10. NotPetya Ransomware Variant Bypasses Secure Boot

[03:56]

• New Strain: ESET detected a variant capable of bypassing Secure Boot by attacking the EFI partition.
• Distribution Unclear: Found on VirusTotal, but no evidence of active exploitation yet.

11. Samsung Patches Zero-Day in Android Used Against WhatsApp

[04:15]

• Exploit Chain: Vulnerability allowed spyware via WhatsApp; a similar exploit hit Apple devices.
• Resolution: Samsung has released a patch.

12. Delmia Apriso Manufacturing Software Under Attack

[04:32]

• Vulnerability: Recently patched bug is being actively exploited.
• Risk: Attackers could steal IP, sabotage lines, or deploy ransomware in factories using the software.

13. Vulnerability in Kiosoft Stored Value Cards

[04:58]

• Flaw: Stored value cards from laundromat/car wash kiosks could have their balances fraudulently increased, since the dollar value is stored on the cards themselves.
• Response: Patch issued in 2025, hardware changes planned.

14. Smartphone Cameras’ Lens Blur as Fingerprinting Tool

[05:23]

• Forensic Use: Every smartphone camera’s unique lens blur pattern can now be used as a "camera fingerprint."
• Application: Useful for forensic investigations.

15. Correction

[05:40]

• Clarification: Last episode misstated a leak’s magnitude—data leaked from 600 Australian doctors/staff, not almost 6,000.

“This had nothing to do with Catalin Kimpanu’s excellent journalism, just my crappy reading.” – Claire Aird [05:47]

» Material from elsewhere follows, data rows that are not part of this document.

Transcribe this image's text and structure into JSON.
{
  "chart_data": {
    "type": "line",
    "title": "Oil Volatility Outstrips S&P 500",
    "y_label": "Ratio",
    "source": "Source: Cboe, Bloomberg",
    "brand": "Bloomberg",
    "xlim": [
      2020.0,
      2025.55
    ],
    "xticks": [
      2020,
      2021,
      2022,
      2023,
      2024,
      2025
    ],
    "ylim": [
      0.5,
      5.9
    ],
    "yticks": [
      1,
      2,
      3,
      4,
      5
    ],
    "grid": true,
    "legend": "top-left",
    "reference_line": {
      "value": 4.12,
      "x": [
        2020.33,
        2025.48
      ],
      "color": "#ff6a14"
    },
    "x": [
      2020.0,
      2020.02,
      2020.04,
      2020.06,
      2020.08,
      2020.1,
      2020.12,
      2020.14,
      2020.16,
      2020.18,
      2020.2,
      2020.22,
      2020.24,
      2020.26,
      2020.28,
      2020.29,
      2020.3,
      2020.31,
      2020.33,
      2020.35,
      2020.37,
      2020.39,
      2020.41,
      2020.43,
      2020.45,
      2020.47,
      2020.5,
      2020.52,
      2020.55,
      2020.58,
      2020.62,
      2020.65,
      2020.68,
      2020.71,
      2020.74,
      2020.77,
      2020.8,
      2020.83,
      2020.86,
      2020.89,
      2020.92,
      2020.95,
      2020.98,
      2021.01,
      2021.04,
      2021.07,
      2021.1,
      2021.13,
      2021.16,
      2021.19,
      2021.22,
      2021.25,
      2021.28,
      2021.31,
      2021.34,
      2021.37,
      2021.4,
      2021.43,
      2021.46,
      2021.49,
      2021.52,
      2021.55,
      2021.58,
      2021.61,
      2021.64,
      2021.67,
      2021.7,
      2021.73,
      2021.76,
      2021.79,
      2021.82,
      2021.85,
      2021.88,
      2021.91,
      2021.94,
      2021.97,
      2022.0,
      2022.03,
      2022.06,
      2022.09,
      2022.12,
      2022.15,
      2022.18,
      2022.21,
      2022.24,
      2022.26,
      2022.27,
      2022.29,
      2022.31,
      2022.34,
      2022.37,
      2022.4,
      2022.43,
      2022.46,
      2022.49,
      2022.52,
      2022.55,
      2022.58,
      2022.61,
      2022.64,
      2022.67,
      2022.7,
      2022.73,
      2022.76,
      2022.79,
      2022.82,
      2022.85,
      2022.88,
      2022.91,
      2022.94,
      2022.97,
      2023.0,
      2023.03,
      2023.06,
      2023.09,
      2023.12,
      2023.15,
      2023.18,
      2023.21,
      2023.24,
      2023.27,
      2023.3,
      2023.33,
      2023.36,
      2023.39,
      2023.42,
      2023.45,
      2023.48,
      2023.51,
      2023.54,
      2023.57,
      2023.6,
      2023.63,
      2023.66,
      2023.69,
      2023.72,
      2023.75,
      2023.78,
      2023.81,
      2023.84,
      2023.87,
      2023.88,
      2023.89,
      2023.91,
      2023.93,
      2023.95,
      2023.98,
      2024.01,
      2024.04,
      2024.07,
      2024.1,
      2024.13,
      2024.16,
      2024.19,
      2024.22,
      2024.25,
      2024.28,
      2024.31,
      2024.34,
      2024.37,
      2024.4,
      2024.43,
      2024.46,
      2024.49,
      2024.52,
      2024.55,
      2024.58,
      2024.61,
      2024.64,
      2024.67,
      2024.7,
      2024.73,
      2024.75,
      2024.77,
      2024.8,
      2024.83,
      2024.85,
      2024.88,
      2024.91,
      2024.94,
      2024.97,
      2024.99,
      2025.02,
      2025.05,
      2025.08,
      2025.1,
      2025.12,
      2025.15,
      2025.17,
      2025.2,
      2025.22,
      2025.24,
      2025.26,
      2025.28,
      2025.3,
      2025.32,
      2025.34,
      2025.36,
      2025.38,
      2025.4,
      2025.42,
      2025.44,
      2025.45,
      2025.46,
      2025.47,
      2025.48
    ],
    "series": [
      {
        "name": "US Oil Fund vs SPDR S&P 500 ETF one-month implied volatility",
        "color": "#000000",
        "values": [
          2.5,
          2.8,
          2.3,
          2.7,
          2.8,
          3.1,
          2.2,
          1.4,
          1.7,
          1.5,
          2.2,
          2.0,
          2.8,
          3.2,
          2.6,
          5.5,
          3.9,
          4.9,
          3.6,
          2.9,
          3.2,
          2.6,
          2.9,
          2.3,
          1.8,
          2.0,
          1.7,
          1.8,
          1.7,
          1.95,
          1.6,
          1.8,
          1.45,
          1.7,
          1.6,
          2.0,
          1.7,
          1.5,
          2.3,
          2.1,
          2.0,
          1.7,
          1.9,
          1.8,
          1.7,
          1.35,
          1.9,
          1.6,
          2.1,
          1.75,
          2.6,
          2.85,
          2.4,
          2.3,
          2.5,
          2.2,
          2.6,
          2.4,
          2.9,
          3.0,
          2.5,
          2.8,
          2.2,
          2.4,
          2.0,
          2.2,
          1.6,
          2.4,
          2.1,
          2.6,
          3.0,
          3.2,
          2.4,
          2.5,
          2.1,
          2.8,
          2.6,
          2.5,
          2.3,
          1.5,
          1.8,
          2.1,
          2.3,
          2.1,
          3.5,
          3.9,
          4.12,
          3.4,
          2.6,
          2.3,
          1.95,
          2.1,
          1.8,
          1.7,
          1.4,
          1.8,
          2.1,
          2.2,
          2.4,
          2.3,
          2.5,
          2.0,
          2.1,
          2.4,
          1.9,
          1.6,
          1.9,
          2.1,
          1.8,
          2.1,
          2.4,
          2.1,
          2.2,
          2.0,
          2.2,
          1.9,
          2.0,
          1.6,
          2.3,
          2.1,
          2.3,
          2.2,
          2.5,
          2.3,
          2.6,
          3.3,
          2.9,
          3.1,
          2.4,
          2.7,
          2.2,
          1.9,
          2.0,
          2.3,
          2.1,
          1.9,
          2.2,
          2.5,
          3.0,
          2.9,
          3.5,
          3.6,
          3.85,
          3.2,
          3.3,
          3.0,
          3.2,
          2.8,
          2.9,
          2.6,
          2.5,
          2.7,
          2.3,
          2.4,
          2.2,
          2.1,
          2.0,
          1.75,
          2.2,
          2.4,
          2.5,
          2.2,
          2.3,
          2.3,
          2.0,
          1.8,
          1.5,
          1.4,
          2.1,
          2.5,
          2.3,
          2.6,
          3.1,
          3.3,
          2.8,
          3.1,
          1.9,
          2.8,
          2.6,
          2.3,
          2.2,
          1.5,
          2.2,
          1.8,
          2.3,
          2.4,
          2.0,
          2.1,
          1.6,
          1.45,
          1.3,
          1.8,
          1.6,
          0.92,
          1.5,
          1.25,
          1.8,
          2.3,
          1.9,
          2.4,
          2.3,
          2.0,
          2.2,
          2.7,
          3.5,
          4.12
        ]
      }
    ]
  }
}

Notable Quotes & Memorable Moments

• On ATM Scams:
  “93% of deposits into the company's ATMs were allegedly made by scam victims.” — Claire Aird [00:17]

• On CISA Spending:
  “CISA paid bonuses from the program to more than 240 employees who did not hold cybersecurity roles.” — Claire [00:51]

• On Lens Blur Fingerprinting:
  “Academic researchers have described the effect, known as a lens BL, as a camera fingerprint. It can be used for forensic and other investigative purposes.” — Claire [05:26]

Important Timestamps

• [00:04] – Episode headlines
• [00:18] – Athena Bitcoin lawsuit coverage
• [00:46] – CISA internal audit
• [01:06] – Dutch army cyber units
• [01:27] – Jaguar Land Rover ransomware impact
• [01:54] – Uvalde school closure
• [02:29] – French dark web market takedown
• [02:56] – RAID Forums admin extradition
• [03:22] – Hollywood DVD theft case
• [03:40] – Russian “Max” Messenger accounts for sale
• [03:56] – NotPetya ransomware Secure Boot variant
• [04:15] – Samsung WhatsApp zero-day
• [04:32] – Delmia Apriso vulnerability exploitation
• [04:58] – Kiosoft payment card flaw
• [05:23] – Smartphone camera lens BL research
• [05:40] – Correction to previous episode

The Risky Bulletin episode provides a sweep of critical security stories, regulatory actions, and cutting-edge technical findings—all with concise, matter-of-fact delivery.